AiCEF (AI Cybersecurity Exercise Generation Framework) is a suite implementing the accompanying framework to harness the intelligence available from online resources, threat groups’ activities, and arsenal (e.g., MITRE), to create relevant and timely cybersecurity exercise content. This way, we abstract the events from the reports in a machine-readable form. The produced graphs can be infused with additional intelligence, e.g., the threat actor profile from MITRE, also mapped in our ontology.
While this may fill gaps missing from a report, one can also manipulate the graph to create custom and unique models. Finally, we exploit transformer-based language models like GPT to convert the graph into text that can serve as the scenario of a cybersecurity exercise.
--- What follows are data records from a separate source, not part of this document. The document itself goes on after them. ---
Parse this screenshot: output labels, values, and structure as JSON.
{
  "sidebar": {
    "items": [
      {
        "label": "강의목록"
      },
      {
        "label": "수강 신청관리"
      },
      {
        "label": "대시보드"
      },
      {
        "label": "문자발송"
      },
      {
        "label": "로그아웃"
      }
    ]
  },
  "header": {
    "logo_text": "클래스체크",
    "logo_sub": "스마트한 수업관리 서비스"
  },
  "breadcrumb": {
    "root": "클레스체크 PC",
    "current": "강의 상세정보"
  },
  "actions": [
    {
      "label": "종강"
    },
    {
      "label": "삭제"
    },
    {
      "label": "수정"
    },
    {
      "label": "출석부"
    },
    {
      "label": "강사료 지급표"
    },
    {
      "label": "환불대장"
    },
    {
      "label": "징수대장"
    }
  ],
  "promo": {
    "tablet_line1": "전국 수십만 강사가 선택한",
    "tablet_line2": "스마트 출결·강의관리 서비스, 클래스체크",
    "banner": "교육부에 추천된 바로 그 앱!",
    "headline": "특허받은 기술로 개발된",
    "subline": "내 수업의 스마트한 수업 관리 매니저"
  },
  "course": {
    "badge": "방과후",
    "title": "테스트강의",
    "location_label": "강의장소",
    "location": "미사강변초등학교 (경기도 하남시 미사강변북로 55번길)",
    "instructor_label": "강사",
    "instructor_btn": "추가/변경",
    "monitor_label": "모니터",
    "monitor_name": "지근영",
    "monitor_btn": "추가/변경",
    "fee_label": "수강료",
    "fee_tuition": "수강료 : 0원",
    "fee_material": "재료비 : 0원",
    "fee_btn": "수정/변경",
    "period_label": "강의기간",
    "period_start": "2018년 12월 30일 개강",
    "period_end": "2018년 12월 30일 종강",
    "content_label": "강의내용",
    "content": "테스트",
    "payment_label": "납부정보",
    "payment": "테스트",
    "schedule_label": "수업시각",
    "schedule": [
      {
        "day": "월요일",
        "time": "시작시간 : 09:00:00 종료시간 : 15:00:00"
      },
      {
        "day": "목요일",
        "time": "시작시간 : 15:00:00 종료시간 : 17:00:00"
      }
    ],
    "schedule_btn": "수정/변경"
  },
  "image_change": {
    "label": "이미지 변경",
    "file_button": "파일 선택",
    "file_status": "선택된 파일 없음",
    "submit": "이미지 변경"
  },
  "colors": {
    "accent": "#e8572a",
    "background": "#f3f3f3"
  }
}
We have tested and validated AiCEF with a group of experts in cybersecurity exercises, and the results clearly show that AiCEF significantly augments the capabilities in creating timely and relevant cybersecurity exercises in terms of quality and time.
We used Python to create a machine learning powered Exercise Generation Framework. We developed a set of tools to perform a set of individual tasks which would help an exercise planner (EP) to create a timely. We targeted Cybersecurity Exercise Scenario regardless of her experience.
Problems an Exercise Planner faces:
- Constant table-top research to have fresh content
- Realistic CSE scenario creation can be difficult and time-consuming
- Meeting objectives but also keeping it appealing for the target audience
- Is the relevance and timeliness aspects considered?
- Can all the above be automated?
Our Main Objective: Build an AI powered tool that can generate relevant and up-to-date Cyber Exercise Content in a few steps with little technical expertise from the user.
The updated project, AiCEF v.2.0 is planned to be publicly released by the end of 2023, pending heavy code review and functionality updates. Submodules with reduced functinality will start being release by early June 2023.
The most convenient way to install AiCEF is by using the docker-compose command. For production deployment, we advise you deploy MySQL manually in a dedicated environment and then to start the other components using Docker.
First, make sure you have docker-compose installed in your environment:
$ sudo apt-get install docker-compose
Then, clone the repository:
$ git clone https://github.com/grazvan/AiCEF/docker.git /<choose-a-path>/AiCEF-docker
$ cd /<choose-a-path>/AiCEF-docker
Configure the environment settings
Import the MySQL file in your
$ mysql -u <your_username> –-password=<your_password> AiCEF_db < AiCEF_db.sql
Before running the docker-compose command, settings must be configured. Copy the sample settings file and change it accordingly to your needs.
$ cp .env.sample .env
Note: Make sure you have an OpenAI API key available. Load the environment setttings (including your MySQL connection details):
set -a ; source .env
Finally, run docker-compose in detached (-d) mode:
$ sudo docker-compose up -d
A common usage flow consists of generating a Trend Report to analyze patterns over time, parsing relevant articles and converting them into Incident Breadcrumbs using MLTP module and storing them in a knowledge database called KDb. Incidents are then generated using IncGen component and can be enhanced using the Graph Enhancer module to simulate known APT activity.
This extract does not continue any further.